La coordinatrice micologa Ausl Caterina Erta ricorda che i funghi vanno conservati tra i 4 e gli 8 gradi, divisi per tipologia, e mangiati cotti e in piccole quantità, raccomandando di «verificare certificazioni e talloncini sulle cassette». Il coordinatore micologo Ausl Giovanni Rossi ha quindi dato indicazioni sull’acquisto di funghi certificati e sulla «buona commercializzazione». «Garantiamo i requisiti di igiene, la rintracciabilità e la conservazione, rilevando le pratiche ingannevoli» aggiunge Alessio Maffei, maresciallo dei Nas di Parma.
Esemplare è il caso del fungo di Borgotaro Igp: «In più piazze si associa impropriamente il fungo a Borgotaro per renderlo più accattivante», spiega Antonio Mortali, del Consorzio per la tutela del fungo di Borgotaro Igp.
Sono i carabinieri Forestali di Parma e Piacenza a regolare la raccolta funghi: «Bisogna rispettare determinate giornate, quantità, dimensioni e modalità di trasporto», puntualizza il colonnello Pier Luigi Fedele, comandante dei carabinieri.

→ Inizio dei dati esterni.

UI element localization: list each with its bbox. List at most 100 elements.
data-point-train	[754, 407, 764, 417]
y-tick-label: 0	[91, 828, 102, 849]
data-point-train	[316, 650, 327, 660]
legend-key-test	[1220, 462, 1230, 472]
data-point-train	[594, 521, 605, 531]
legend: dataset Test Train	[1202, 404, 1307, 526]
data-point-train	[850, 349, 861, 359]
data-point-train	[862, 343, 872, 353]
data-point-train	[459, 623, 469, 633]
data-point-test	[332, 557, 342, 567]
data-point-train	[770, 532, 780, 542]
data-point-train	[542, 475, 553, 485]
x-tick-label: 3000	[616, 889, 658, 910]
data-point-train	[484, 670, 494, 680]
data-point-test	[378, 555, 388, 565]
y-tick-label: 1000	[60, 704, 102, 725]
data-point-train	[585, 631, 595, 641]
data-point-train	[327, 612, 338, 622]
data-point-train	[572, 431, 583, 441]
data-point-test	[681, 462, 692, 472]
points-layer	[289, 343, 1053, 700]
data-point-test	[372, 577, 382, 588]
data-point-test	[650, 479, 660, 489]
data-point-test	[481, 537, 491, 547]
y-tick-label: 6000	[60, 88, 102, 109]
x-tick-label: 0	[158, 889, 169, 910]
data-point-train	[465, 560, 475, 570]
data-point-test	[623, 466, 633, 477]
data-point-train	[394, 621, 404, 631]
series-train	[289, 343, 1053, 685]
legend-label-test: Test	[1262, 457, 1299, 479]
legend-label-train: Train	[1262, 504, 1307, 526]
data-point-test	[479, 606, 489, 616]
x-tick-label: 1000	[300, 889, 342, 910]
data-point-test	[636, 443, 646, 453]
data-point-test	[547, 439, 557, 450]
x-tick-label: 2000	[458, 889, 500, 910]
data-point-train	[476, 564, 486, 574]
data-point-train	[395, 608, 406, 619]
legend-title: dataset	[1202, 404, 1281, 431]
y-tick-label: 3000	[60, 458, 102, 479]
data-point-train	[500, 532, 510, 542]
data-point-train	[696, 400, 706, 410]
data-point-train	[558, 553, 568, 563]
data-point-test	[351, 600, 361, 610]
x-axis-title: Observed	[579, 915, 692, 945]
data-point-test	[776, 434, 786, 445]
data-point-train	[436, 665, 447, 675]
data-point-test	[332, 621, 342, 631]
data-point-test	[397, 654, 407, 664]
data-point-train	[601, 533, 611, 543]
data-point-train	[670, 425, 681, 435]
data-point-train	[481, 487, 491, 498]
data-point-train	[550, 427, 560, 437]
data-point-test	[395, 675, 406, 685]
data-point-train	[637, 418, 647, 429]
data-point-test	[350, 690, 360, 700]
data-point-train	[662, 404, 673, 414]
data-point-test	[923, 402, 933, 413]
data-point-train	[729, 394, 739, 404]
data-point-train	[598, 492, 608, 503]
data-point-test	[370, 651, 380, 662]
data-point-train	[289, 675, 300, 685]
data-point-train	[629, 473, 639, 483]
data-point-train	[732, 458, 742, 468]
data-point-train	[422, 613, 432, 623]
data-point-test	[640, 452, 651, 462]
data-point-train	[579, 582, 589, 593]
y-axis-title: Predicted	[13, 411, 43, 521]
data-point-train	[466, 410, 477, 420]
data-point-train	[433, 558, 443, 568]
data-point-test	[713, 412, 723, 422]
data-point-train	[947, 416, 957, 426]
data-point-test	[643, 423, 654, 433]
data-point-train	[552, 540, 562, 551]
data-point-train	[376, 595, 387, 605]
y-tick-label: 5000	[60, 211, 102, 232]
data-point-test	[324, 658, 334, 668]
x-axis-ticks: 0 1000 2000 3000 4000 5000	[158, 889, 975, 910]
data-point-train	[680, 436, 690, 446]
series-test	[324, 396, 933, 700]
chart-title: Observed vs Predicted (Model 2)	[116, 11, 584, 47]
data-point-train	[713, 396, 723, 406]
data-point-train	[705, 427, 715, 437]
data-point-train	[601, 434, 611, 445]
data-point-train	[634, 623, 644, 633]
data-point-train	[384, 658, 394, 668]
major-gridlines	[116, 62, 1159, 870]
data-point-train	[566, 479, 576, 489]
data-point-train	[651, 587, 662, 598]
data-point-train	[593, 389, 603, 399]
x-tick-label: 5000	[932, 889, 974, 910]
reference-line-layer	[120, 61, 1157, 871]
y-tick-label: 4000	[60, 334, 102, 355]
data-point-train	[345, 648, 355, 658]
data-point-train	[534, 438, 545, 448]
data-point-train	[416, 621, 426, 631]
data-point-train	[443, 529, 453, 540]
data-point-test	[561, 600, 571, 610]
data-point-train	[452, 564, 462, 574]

In caso di intossicazione, l’ex direttore del Pronto soccorso e medicina d’urgenza dell'ospedale Maggiore, Gianfranco Cervellin, ha illustrato sintomi e intervento d'urgenza «partendo da uno dei più grossi studi sull’epidemiologia delle intossicazioni da funghi». La chiusura è stata affidata alle micologhe Ausl Cinzia De Luca e Emanuela Mariotti e a Monteleone.